# L245DT turns over won't start



## Jessicaccrouse (Sep 15, 2019)

Hi all, 
Hoping to get some feedback/ troubleshooting ideas. Tractor was working fine, just changed the transmission/hydraulic oil, and when we went to start it again it ran rough for a few seconds and then died. It will crank and turn over but won't start. There's white smoke, but everything I've done so far hasn't solved the issue. Not sure what to try next.


----------



## dunn123167 (Nov 1, 2012)

Jessicaccrouse said:


> Hi all,
> Hoping to get some feedback/ troubleshooting ideas. Tractor was working fine, just changed the transmission/hydraulic oil, and when we went to start it again it ran rough for a few seconds and then died. It will crank and turn over but won't start. There's white smoke, but everything I've done so far hasn't solved the issue. Not sure what to try next.

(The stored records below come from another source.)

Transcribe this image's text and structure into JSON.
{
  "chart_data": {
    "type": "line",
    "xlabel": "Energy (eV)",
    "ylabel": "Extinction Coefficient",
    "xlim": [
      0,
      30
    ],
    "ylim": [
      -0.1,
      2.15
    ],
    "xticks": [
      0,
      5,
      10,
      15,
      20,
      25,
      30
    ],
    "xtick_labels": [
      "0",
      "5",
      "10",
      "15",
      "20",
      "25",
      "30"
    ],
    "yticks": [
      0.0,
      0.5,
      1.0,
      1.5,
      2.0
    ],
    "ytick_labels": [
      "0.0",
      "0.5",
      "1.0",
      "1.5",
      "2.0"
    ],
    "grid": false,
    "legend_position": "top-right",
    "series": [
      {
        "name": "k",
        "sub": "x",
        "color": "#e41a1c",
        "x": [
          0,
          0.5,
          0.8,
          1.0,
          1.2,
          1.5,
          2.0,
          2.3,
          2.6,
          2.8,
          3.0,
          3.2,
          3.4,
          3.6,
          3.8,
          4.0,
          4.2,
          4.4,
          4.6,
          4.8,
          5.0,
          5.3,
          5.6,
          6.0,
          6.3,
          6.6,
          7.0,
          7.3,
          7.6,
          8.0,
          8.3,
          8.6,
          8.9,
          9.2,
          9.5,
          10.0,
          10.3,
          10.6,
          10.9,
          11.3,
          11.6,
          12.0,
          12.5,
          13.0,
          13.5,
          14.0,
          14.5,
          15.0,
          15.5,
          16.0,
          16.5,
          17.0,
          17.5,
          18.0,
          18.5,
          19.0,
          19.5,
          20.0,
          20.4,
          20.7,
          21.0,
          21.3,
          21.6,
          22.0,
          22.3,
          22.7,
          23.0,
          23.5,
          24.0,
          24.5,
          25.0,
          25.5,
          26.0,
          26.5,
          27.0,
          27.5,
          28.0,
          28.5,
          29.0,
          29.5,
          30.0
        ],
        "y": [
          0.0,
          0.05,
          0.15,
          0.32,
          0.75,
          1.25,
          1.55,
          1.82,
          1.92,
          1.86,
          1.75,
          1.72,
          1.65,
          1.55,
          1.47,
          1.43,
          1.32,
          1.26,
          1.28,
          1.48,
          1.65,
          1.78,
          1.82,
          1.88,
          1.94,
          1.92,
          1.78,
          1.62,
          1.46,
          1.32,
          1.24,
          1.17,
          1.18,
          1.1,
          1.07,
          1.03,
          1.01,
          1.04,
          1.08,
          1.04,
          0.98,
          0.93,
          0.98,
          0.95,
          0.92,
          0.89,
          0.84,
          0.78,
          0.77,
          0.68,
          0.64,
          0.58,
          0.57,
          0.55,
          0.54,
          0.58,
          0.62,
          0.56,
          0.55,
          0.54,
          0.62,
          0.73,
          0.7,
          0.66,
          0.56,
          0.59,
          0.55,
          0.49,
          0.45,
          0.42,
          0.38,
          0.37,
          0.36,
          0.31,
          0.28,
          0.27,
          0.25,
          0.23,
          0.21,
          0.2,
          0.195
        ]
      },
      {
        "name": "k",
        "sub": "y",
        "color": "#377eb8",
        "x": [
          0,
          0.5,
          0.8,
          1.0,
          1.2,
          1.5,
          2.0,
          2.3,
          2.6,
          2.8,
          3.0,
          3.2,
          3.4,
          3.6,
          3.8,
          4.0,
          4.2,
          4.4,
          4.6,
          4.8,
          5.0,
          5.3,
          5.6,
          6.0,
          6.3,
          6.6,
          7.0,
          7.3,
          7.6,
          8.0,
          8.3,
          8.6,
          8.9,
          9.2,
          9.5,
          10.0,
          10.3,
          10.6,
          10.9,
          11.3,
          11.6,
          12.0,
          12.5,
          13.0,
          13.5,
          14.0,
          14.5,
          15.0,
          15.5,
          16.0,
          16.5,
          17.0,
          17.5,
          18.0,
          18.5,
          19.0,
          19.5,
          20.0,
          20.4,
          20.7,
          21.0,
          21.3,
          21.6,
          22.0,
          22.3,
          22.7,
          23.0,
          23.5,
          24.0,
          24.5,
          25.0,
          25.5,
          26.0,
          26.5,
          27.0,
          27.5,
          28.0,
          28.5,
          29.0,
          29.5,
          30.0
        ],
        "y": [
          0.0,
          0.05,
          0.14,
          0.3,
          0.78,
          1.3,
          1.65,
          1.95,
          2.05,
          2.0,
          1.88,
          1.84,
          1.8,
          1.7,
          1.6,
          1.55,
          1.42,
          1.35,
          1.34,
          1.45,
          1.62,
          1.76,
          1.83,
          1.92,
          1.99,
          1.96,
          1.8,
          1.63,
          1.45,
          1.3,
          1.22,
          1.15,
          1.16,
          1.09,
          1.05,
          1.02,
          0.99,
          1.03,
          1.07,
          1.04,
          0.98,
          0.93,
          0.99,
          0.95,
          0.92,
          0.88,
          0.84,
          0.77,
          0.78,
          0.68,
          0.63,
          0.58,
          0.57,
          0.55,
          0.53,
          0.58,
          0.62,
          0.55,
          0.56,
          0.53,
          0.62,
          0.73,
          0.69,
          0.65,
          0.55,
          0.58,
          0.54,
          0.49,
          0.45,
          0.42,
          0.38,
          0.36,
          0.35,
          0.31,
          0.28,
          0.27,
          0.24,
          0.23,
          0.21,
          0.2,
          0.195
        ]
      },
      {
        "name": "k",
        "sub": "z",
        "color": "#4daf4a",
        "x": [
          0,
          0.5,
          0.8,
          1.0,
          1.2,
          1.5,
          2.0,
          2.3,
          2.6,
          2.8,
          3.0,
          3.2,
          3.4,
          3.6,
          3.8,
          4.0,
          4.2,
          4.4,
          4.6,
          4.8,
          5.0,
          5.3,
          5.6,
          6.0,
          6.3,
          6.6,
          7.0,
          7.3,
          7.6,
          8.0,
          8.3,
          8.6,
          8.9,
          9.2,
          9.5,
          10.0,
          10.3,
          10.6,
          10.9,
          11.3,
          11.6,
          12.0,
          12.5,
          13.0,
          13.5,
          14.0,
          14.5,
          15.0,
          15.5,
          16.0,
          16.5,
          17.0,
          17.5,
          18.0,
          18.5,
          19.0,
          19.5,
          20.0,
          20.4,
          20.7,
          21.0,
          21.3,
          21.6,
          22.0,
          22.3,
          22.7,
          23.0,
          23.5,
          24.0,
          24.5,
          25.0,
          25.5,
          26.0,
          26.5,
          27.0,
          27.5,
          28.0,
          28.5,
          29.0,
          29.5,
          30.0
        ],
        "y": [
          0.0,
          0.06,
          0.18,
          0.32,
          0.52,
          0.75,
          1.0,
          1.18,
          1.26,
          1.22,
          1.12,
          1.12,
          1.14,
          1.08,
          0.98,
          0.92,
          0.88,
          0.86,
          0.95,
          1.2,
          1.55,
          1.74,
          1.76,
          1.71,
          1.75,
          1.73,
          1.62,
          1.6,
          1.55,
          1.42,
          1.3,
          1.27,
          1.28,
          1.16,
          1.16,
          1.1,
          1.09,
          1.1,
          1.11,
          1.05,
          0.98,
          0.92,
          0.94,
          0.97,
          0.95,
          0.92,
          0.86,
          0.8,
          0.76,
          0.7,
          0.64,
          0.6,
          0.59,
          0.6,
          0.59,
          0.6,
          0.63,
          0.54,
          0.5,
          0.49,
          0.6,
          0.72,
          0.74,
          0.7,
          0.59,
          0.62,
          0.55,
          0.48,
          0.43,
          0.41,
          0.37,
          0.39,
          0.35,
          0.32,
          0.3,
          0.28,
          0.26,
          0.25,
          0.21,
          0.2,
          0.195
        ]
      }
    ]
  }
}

Did you figure it out? I have a similar issue. Ran fine in the spring when I parked it. Now it turns over but won't start. Help


----------



## Pete Pinkerton (Dec 16, 2019)

Jessicaccrouse said:


> Hi all,
> Hoping to get some feedback/ troubleshooting ideas. Tractor was working fine, just changed the transmission/hydraulic oil, and when we went to start it again it ran rough for a few seconds and then died. It will crank and turn over but won't start. There's white smoke, but everything I've done so far hasn't solved the issue. Not sure what to try next.


Have you tried cracking the nuts loose on top of the injectors to bleed air out of the system. And not to be a moron but make sure no one shut the valve off on the bottom of your fuel tank
Hope this helps


----------